E dessa reflexão, o Papa Bento tirou uma conclusão que, se é que existe, é ainda mais perturbadora do que aquela a que chegou o Papa Francisco, porque vê tal 'subjetivismo e relativismo ético e religioso' pondo em questão a própria fé de 'os noivos para se casar', com a possível consequência de que seu futuro casamento pode não ser válido:
O pacto indissolúvel entre o homem e a mulher não exige, para efeitos do sacramento, dos noivos a sua fé pessoal; o que ela exige, como condição mínima necessária, é a intenção de fazer o que a Igreja faz. Porém, se é importante não confundir o problema da intenção com o da fé pessoal de quem contrai matrimónio, não é possível separá-los completamente.
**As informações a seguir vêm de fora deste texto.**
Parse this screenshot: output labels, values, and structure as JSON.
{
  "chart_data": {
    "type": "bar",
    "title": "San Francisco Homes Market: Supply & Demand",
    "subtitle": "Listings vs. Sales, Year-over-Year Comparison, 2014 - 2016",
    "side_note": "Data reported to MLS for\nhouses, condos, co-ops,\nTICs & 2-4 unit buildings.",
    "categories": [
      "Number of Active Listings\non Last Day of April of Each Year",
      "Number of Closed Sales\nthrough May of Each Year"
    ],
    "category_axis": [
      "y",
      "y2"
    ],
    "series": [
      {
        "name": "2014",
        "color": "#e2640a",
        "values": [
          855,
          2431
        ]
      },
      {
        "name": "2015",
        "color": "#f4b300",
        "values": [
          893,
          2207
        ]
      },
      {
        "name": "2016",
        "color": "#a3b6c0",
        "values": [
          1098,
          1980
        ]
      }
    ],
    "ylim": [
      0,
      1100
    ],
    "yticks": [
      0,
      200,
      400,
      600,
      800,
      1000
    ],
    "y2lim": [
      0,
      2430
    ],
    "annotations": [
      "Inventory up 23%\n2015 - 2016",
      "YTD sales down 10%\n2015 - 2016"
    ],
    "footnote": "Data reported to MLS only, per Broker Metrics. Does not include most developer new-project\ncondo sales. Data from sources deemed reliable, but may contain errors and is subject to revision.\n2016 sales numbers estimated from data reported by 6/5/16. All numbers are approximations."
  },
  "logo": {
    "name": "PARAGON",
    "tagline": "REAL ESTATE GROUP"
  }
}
Como observou a Comissão Teológica Internacional em um Documento de 1977: “Onde não há traço de fé (no sentido do termo 'crença' -- estar disposto a acreditar), e nenhum desejo de graça ou salvação é encontrado, então um surge uma dúvida real sobre se existe a intenção acima mencionada e verdadeiramente sacramental e se de fato o casamento contraído é validamente contraído ou não”.
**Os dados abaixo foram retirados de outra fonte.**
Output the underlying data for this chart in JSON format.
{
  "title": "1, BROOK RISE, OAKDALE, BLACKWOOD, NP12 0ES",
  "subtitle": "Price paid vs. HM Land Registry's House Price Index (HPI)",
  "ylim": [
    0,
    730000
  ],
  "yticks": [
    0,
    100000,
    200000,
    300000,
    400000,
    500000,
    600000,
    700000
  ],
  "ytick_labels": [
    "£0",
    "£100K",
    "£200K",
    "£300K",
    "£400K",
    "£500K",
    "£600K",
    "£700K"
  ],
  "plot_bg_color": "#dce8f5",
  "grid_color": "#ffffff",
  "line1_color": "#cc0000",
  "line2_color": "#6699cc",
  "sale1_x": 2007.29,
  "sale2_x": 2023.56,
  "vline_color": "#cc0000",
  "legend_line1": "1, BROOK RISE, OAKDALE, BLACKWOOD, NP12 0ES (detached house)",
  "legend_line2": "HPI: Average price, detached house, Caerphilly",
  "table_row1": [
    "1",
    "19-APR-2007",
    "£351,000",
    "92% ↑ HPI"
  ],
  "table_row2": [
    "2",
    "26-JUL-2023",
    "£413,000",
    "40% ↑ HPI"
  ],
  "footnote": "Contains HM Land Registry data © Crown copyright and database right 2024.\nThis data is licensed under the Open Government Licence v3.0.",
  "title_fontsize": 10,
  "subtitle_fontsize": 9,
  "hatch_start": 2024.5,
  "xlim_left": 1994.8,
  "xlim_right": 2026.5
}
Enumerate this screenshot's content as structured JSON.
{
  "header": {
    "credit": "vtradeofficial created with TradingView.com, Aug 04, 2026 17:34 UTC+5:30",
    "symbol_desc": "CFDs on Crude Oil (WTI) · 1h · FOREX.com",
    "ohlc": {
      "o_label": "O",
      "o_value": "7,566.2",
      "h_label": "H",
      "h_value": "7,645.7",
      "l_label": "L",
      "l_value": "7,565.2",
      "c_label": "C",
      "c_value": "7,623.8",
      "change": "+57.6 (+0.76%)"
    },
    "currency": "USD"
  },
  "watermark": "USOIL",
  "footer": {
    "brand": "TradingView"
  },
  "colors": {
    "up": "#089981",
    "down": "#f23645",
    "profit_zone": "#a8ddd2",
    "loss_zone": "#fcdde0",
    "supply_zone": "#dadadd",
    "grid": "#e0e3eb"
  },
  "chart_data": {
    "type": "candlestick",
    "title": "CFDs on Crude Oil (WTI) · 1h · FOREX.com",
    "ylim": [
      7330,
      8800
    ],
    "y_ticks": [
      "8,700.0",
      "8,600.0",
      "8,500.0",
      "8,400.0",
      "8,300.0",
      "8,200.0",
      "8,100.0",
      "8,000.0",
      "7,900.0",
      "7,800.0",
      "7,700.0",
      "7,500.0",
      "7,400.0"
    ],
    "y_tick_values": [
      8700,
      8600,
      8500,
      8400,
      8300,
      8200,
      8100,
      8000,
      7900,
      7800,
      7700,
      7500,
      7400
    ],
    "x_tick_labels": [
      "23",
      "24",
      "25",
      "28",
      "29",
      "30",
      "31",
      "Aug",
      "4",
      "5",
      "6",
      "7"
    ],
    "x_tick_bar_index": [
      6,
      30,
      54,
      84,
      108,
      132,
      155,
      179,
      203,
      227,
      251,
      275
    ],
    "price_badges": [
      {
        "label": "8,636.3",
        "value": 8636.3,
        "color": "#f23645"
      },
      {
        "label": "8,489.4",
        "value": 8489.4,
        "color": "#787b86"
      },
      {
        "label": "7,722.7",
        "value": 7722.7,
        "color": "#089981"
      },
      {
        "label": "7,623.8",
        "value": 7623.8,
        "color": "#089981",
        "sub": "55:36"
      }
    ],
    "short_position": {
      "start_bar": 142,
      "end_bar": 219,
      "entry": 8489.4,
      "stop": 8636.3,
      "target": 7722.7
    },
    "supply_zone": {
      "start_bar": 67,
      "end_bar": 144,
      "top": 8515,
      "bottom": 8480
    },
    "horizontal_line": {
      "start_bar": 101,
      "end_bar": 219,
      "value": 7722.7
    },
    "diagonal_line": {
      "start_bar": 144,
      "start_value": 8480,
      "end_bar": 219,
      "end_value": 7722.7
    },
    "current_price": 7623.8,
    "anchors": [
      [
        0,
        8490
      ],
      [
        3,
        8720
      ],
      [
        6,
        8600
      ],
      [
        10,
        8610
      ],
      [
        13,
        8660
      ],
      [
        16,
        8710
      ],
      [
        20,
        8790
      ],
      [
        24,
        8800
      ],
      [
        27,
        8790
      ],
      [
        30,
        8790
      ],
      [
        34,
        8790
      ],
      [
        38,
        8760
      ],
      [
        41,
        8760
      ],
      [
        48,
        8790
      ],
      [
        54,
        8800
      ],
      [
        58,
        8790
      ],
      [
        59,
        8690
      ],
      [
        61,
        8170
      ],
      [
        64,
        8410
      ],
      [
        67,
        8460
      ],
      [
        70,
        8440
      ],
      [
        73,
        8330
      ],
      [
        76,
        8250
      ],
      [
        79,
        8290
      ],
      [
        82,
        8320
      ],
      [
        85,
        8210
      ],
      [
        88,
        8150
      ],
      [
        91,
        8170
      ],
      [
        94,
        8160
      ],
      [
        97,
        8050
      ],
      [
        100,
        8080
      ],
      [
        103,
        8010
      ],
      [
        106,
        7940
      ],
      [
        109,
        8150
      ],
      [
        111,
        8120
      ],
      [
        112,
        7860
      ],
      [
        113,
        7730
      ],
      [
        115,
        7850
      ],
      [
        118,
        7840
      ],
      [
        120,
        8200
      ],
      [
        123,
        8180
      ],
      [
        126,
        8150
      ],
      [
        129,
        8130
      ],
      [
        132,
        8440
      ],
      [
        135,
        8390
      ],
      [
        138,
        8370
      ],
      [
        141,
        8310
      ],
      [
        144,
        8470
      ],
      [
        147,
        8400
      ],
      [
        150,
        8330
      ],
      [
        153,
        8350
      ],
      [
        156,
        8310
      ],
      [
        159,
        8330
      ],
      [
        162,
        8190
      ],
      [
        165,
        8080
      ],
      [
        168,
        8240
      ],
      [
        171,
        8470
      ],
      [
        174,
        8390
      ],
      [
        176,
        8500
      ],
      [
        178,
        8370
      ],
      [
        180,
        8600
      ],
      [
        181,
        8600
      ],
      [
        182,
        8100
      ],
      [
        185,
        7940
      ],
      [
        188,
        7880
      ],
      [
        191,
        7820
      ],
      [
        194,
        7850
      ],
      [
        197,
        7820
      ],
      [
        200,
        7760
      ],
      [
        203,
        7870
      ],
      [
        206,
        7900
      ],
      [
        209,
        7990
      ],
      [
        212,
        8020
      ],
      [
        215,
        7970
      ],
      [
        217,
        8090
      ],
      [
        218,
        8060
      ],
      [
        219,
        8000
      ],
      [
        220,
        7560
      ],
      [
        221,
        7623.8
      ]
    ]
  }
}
O cerne da questão - e uma consideração importante
No final, então, parece que podemos separar a possível hipérbole - 'a grande maioria' - das observações improvisadas do Papa Francisco da questão subjacente que ele discutiu em sua resposta de junho de 2016 e em seu discurso de janeiro de 2015, e que o Papa Bento XVI discutiu em janeiro de 2013. Essa questão subjacente - a 'cultura do provisório' e como isso afeta a capacidade de homens e mulheres católicos de consentir verdadeiramente no casamento e, portanto, de contrair um casamento válido - é um grave problema que a Igreja Católica deve enfrentar.
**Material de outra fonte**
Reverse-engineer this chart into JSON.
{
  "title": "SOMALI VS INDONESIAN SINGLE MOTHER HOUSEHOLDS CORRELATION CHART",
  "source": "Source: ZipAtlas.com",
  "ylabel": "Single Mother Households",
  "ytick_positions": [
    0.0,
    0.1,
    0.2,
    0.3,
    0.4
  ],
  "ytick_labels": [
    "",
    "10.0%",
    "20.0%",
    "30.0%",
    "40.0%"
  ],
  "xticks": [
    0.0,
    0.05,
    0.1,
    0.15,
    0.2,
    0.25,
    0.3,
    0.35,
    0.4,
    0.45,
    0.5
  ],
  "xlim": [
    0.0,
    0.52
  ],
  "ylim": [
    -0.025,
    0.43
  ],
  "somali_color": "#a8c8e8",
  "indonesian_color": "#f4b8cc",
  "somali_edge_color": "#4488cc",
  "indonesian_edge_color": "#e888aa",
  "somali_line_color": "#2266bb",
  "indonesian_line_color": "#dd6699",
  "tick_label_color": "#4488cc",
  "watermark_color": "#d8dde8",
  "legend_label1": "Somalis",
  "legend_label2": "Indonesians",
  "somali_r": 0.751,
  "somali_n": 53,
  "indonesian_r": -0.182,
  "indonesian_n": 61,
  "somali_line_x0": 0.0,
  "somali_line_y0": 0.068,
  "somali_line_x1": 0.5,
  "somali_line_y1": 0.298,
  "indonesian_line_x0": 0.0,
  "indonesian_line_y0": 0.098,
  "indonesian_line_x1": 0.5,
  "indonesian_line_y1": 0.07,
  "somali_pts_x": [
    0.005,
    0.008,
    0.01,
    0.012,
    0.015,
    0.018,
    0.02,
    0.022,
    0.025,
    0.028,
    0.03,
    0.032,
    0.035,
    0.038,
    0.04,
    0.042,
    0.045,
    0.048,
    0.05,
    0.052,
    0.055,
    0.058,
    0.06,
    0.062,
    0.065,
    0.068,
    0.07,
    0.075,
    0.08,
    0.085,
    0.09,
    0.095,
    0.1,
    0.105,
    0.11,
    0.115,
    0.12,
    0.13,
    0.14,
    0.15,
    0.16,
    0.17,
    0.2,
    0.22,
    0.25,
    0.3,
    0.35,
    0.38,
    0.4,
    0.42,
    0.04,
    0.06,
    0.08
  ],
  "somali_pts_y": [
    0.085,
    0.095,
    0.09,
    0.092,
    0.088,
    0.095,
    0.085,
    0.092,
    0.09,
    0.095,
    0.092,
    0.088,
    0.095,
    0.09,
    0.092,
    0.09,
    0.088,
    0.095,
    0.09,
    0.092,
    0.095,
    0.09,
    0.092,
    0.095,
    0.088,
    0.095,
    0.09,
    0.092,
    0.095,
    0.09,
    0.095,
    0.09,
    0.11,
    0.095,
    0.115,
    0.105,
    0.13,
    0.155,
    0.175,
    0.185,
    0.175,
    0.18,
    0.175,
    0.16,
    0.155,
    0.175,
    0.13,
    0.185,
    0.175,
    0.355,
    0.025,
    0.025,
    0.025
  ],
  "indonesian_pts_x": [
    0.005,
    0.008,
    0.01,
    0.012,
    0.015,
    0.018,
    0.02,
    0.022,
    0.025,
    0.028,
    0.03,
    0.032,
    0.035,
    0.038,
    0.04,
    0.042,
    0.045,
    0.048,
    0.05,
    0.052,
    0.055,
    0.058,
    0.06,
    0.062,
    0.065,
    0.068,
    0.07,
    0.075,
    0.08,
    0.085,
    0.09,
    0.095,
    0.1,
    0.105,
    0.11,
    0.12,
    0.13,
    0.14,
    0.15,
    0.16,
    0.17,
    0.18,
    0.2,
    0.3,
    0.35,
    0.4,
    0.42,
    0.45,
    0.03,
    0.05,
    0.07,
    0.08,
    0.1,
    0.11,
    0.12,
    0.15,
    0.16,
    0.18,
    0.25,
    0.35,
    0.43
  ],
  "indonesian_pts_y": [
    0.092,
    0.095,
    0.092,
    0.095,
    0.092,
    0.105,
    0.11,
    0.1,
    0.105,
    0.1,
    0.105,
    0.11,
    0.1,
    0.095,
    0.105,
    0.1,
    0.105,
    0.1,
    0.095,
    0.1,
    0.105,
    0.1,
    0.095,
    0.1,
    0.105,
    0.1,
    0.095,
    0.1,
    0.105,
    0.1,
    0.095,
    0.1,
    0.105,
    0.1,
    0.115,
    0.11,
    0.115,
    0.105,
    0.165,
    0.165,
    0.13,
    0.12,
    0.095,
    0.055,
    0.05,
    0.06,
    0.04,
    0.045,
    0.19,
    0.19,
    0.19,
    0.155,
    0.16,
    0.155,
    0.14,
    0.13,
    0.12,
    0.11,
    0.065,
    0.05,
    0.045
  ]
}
No entanto, mesmo que a observação inicial do Papa Francisco esteja correta, é importante lembrar disso: a Igreja, como sempre, presumiu que qualquer casamento em particular que atenda aos critérios externos de validade é realmente válido,até que seja mostrado o contrário. Em outras palavras, as preocupações levantadas tanto pelo Papa Bento quanto pelo Papa Francisco não são as mesmas que, digamos, uma questão sobre a validade de um determinado batismo. Neste último caso, se houver alguma dúvida sobre a validade do batismo, a Igreja exige que seja realizado um batismo provisório para garantir a validade do sacramento, pois o sacramento do batismo é necessário para a salvação.
No caso do casamento, a questão da validade só se torna preocupante se um ou ambos os cônjuges solicitarem a anulação. Nesse caso, os tribunais matrimoniais da Igreja, desde o nível diocesano até a Rota Romana, podem de fato considerar evidências de que um ou ambos os cônjuges não contraíram o casamento com a devida compreensão de sua natureza permanente e, portanto, não oferecer o pleno consentimento necessário para que o casamento seja válido.